I was sitting on the sofa one evening, scrolling through Instagram reels, laughing, killing time when my husband leaned over and asked what I was watching. I showed him a few videos I found funny. But then he stopped me and said, “You do know those are AI-generated, don’t you? … and this is how you can tell…”
But the truth is, I couldn’t tell. I had accepted the videos as real because, to me, they looked real.
In the days that followed, I questioned my relationship with my phone, with technology in general and how that relationship – if at all – was shaping my experience of reality.
What unsettled me wasn’t that the videos were artificial, but that I hadn’t noticed. I had accepted them as videos made by someone using their phone or camera without question, and in doing so, I realized how easily my attention could be manipulated and misguided.
Something easily taken for granted is just how important our attention is.
Attention is the force that shapes how we experience life. What we attend to determines what we notice, how we feel, what we remember, and what takes root within us. More than simple focus, attention carries energy and meaning, influencing which habits, fears, desires, and relationships grow stronger over time. Through repeated attention on something, our experiences solidify into patterns that quietly shape our identity and values.
In a world now flooded with information thanks to the internet and social media, human attention has become a scarce and valuable resource—so valuable that great measures are taken to capture and hold it. These measures include the manipulation of algorithms, curated content, notifications, and endless streams of stimuli designed to pull our focus and keep us engaged, often without our conscious awareness. Our attention is actively sought, shaped, and monetized—by design—and AI is only making this easier to do.
The dangers of this were at some point easy to ignore. They weren’t as tangible but as screen use and the content on social media is designed and manipulated to be more and more addictive, the side effects of this are ringing alarm bells. At least for me.
There are, of course, both positive and negative impacts of using the internet and social media, but the negative impacts worry me most because they appear in unexpected ways. I find that during periods when my screen time has been excessive, I feel anxious, depressed, and depleted. I develop feelings of self-doubt and feel increasingly disconnected from reality. I no longer feel like a co-creator of my own life, but rather that my experience is being filtered through the constant stream of information I receive instead of through direct, lived experience.
Looking into this further, I discovered that there are, in fact, real dangers to excessive screen time.

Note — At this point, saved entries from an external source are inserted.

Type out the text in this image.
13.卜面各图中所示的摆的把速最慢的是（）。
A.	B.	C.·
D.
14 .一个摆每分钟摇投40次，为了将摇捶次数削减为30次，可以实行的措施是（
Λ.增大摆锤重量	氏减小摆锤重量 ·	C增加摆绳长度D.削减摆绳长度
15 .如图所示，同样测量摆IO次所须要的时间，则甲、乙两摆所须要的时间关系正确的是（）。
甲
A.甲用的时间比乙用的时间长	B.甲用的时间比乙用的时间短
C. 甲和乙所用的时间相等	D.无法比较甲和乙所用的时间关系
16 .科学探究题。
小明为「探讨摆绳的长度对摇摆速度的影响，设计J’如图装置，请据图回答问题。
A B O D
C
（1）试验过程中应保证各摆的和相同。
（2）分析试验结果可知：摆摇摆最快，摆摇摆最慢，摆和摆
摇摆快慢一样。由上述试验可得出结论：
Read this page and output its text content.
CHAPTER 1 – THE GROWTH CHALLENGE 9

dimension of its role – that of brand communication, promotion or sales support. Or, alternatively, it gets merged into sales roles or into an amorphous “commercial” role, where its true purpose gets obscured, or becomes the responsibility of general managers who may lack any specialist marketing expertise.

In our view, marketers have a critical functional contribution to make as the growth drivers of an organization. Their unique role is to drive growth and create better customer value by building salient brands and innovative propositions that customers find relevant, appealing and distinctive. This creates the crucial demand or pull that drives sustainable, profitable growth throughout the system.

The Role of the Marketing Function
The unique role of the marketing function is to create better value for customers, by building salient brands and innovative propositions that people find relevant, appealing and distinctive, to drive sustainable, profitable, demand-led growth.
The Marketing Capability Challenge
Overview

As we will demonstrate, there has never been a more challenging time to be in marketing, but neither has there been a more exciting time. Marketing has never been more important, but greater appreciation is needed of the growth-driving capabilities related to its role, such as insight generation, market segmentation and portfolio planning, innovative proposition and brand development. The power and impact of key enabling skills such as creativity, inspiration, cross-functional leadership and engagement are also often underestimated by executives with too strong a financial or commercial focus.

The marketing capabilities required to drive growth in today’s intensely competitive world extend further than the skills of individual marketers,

Screens offer easy relief under stress—but little nourishment. Scrolling through social media, watching endless videos, or checking notifications provides immediate distraction and emotional modulation. It can feel comforting after a stressful day, but it doesn’t offer long-term satisfaction. Unlike reading a book, creating something, or engaging in conversation, it rarely leaves you feeling grounded or enriched.
Disconnection from lived experience weakens self-trust. This is a big one for me. I talk here about having feelings of self doubt about myself in ways I didn’t have before. I think this comes from constantly comparing yourself to others and wrongfully thinking that you are suddenly not good enough because you are exposed to curated content in which people seem to be doing things much better than you. You then stop doing things because you feel you are not good enough. Maintaining real self confidence depends on problem solving in the real world and building on our own experience of whatever we are trying to accomplish. Without these lived moments, self-trust can erode, leaving us uncertain in our own judgments and capabilities.
A meaningful reset is about redirection, not restriction.
I feel that my relationship with technology is in need of a hard reset. I know that technology isn’t inherently harmful. Using a phone to connect with a loved one, following a tutorial, or accessing a story that inspires you can be enriching. The challenge arises when use becomes habitual, reactive, or unexamined—when scrolling turns into an autopilot escape rather than a conscious choice.
What I crave now—and need—are practices that require reciprocal presence: ones that demand focus, thought, and care, and that in return offer insight, calm, and a sense of accomplishment. Even simple acts—preparing a mindful meal, tending to a plant, taking a walk, or photographing moments of ordinary beauty—restore a sense of connection and presence.
The goal isn’t to eliminate screens, but to create rituals that intentionally redirect attention in ways that nourish rather than drain.